After speaking to other travellers who had done the hikes we decided to avoid the crowds on jeep tours at the lookout point and make our way across the “black sand sea” to Bromo itself for sunrise. The National Park fees for foreigners were steep to say the least at 900k/$70 for all of us for one day only.

We’d heard rumour of a horse trail near the Cemara Indah hotel that lead down to the plateau of the Tengger Caldera and avoided the park entrance, so at a dark and sub-ten degree 5 o’clock the following morning found ourselves scrambling down it by torch-light in heavy rented jackets. Once we reached the bottom a white wall of cloud and mist that filled the vast crater met us, our only indication of direction was the rumbling of Bromo a couple of kilometers away so we headed for that hoping that we didn’t bump into any park rangers looking to inspect tickets.

We trudged on across the vast black desert through the mist like some kind of post-apocalyptic survival journey. Nearing the volcano as the mist began to clear we started getting covered in fine black dust in the form of ash which got into absolutely everywhere. Breathing became tougher as we climbed and the going got slower, maybe a combination of the increasing altitude and the black blizzard.

Horsemen offered us rides but I was determined to make the summit on foot, mostly at the objections of the clan – it wasn’t a tough climb, it just felt tough. The landscape was almost lunar in appearance, or that of some far distant alien planet, it certainly bared no resemblance to anywhere familiar on this one.
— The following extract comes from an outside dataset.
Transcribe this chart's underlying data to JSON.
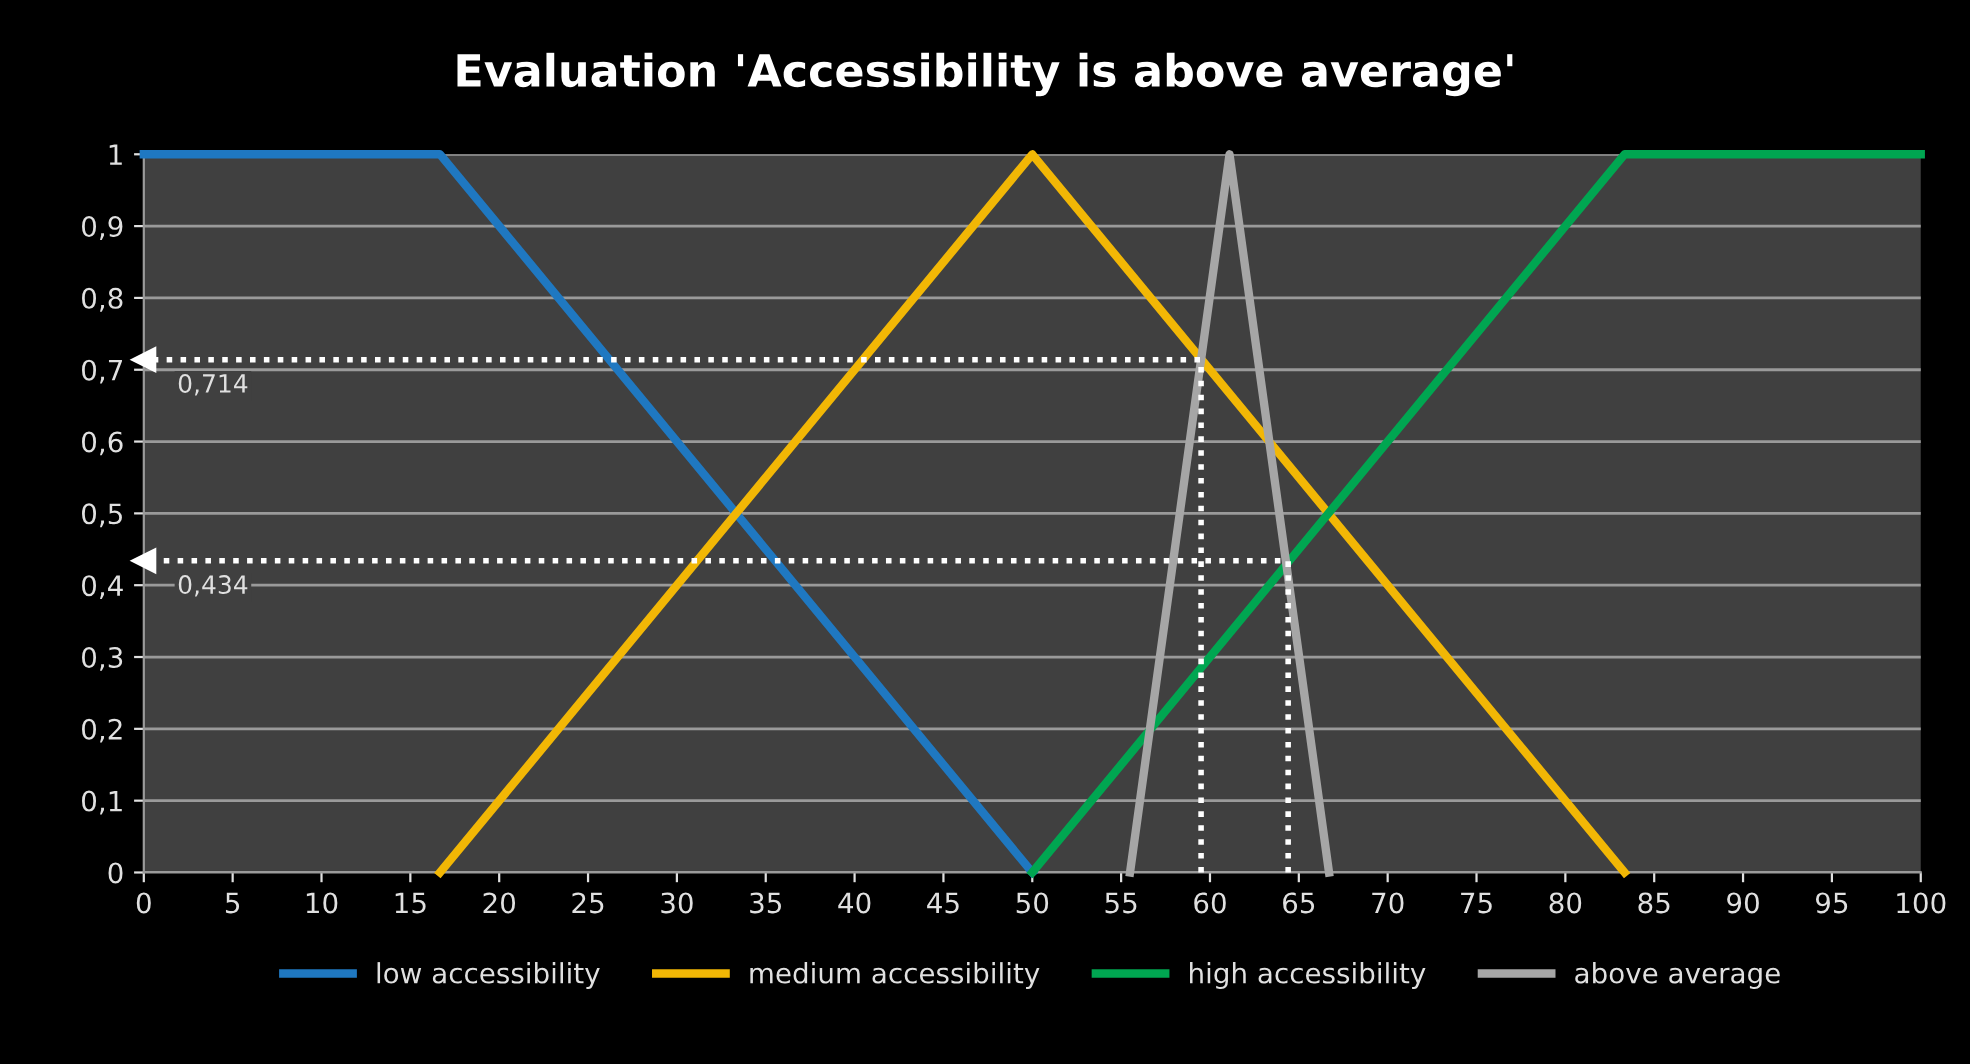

We reached the stairs signifying the final ascent to the crater rim, 242 steps above us a huge plume of super-heated ash billowed into the crisp morning sky accompanied by the deep reverberating growls of the Earth. There is an unspoken connection and a mutual nod of respect between travellers when they reach the crater rim of Bromo, peer into the rumbling belly of the beast, and simply utter the word ‘wow’!

Like the Sarlacc Pit in Return of the Jedi this place seemed to be alive; you could feel the planet breathing beneath your feet. At this time of morning there were only the odd one or two others up here, the rest were still at the viewpoint or were too apprehensive to make the climb.

The sheer power and sound of the ongoing upsurge of volcanic gas was awe-inspiring. I took as many shots as I could before the Nikon became clogged with ash and unusable, it was time to get off the rim and head for a small makeshift shack selling coffee I’d spotted on the way up. We headed back in the same direction which by now was clear of low cloud and beginning to fill with jeeps, and tourists. The kids took horses as they were starting to get fatigued, I was still running on pure adrenaline!

By 11am the rain and cold clouds had returned to Cemoro Lawang and the visibility was back to 50 meters or so, if it wasn’t for the distant thunderous rumbles you would never have known what was out there. By 5pm it had cleared across the caldera and we were treated to a fading sunset and the ongoing show from Mount Bromo as the temperature dropped and night closed in.